The celebration of Mother’s Day in Pakistan also differs among people with different socio-economic status as some send flowers, Mother’s Day cakes, cards, mugs, sweets and other presents to their mothers on this day while others simply observe the day by giving time and hugs to their mothers. The questions are, could the celebration be more than “taking a selfie with mothers” on that day and beyond “posting Mother’s Day messages’ on social media? Could we take out time from our busier schedules to sit with our mothers and listen to them occasionally or more frequently? Could we even be more expressive in love towards them? Could we acknowledge and appreciate their efforts for shaping our lives? Could we thank them enough for all their sacrifices for us? Could we make them realize that they matter before it’s too late?

The women are always working (whether they are labelled as working women or housewives), but they are in the continuous process of struggling to keep honor of the families, take care of the children and other family members, perform household chores, remain intact with cultural values and societal norms, and the long list, that too, without any recognition. Most women in Pakistan live their entire lives within the four walls of their homes taking care of the needs of their families. Men being the head of family, enjoy more autonomy, and rights than do women with decision-making power within the home held by them, even when it pertains to the health, safety and wellbeing of women and children. Women mostly engage in multiple tasks at home at any given time, for instance holding or feeding a baby while preparing meals; caring for elderly, sick or differently-abled family members; in-case of working outside home- managing home chores too without any rest; sending children to schools/madrass and simultaneously openheartedly accepting the unjustified criticism from male members of the family.  

According to a report, women spend on average eight hours per day on “major” household tasks as cooking, cleaning, laundry etc, and on average sixteen hours per day on a range of additional or “minor” tasks. However, unfortunately, and ironically women themselves do not understand their huge contribution to establishing and maintaining family lives and tend to disregard/discount much of what they do by underestimating the significant role they play for families. This is partly due to the general prejudice that “work” involves paid labor, so that most women in our society would believe and say that they do not work despite spending literally all their life time on families and homes through huge sacrifices as of their career, leisure time, education, and even identity.

In recent time, the pandemic of COVID-19 has intensified the already existing gender inequalities with substantial implications on women in Pakistan. Owing to the sexual division of work, stereotypical gender roles, cultural and societal norms, the burden of unpaid labor falls disproportionately on women yet again.  

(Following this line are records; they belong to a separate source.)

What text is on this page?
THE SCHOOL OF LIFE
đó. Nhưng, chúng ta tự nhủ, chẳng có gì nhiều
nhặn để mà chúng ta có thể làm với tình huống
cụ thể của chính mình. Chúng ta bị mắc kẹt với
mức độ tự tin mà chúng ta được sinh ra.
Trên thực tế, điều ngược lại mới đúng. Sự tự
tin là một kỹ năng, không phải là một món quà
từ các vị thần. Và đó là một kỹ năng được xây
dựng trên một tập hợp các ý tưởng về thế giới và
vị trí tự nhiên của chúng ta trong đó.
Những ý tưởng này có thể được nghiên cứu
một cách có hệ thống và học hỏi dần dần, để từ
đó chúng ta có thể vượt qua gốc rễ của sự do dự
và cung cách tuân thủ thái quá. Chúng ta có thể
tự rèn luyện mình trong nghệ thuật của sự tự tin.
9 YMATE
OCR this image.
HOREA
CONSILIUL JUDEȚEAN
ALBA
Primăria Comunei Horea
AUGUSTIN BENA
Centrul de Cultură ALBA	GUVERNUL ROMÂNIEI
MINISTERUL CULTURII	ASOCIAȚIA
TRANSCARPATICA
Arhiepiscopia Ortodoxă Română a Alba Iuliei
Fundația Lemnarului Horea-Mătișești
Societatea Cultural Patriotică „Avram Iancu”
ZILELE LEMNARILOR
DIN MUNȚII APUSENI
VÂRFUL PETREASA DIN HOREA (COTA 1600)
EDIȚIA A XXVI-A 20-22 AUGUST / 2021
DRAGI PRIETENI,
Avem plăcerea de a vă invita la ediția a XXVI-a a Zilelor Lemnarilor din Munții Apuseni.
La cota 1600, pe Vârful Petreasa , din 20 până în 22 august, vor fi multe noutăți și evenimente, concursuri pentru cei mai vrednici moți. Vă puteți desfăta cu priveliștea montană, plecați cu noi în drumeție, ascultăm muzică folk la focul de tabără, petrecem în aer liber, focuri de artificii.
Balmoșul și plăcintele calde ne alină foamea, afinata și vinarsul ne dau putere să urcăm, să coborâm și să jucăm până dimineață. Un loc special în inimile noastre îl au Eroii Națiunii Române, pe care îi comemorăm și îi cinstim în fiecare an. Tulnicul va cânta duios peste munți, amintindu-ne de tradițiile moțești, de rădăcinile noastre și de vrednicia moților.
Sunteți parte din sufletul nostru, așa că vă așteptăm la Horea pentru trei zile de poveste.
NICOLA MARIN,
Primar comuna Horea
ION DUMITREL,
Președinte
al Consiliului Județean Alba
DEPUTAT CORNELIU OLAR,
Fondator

This year, let Mother’s Day be dedicated to all the women who work tirelessly without any recognition for their (unpaid) labor. The Prime Minister of Pakistan, Imran Khan shared in 1990’s interview, “My mother has great influence in my life, politics and even in sports and I was very close to her.”  Mothers are, no doubt, the most precious presents of our lives, although their love and care cannot be reciprocated, yet their struggles could be acknowledged through a self-commitment on upcoming Mother’s Day to spend more time with them before we lose them forever to the Angel of Death.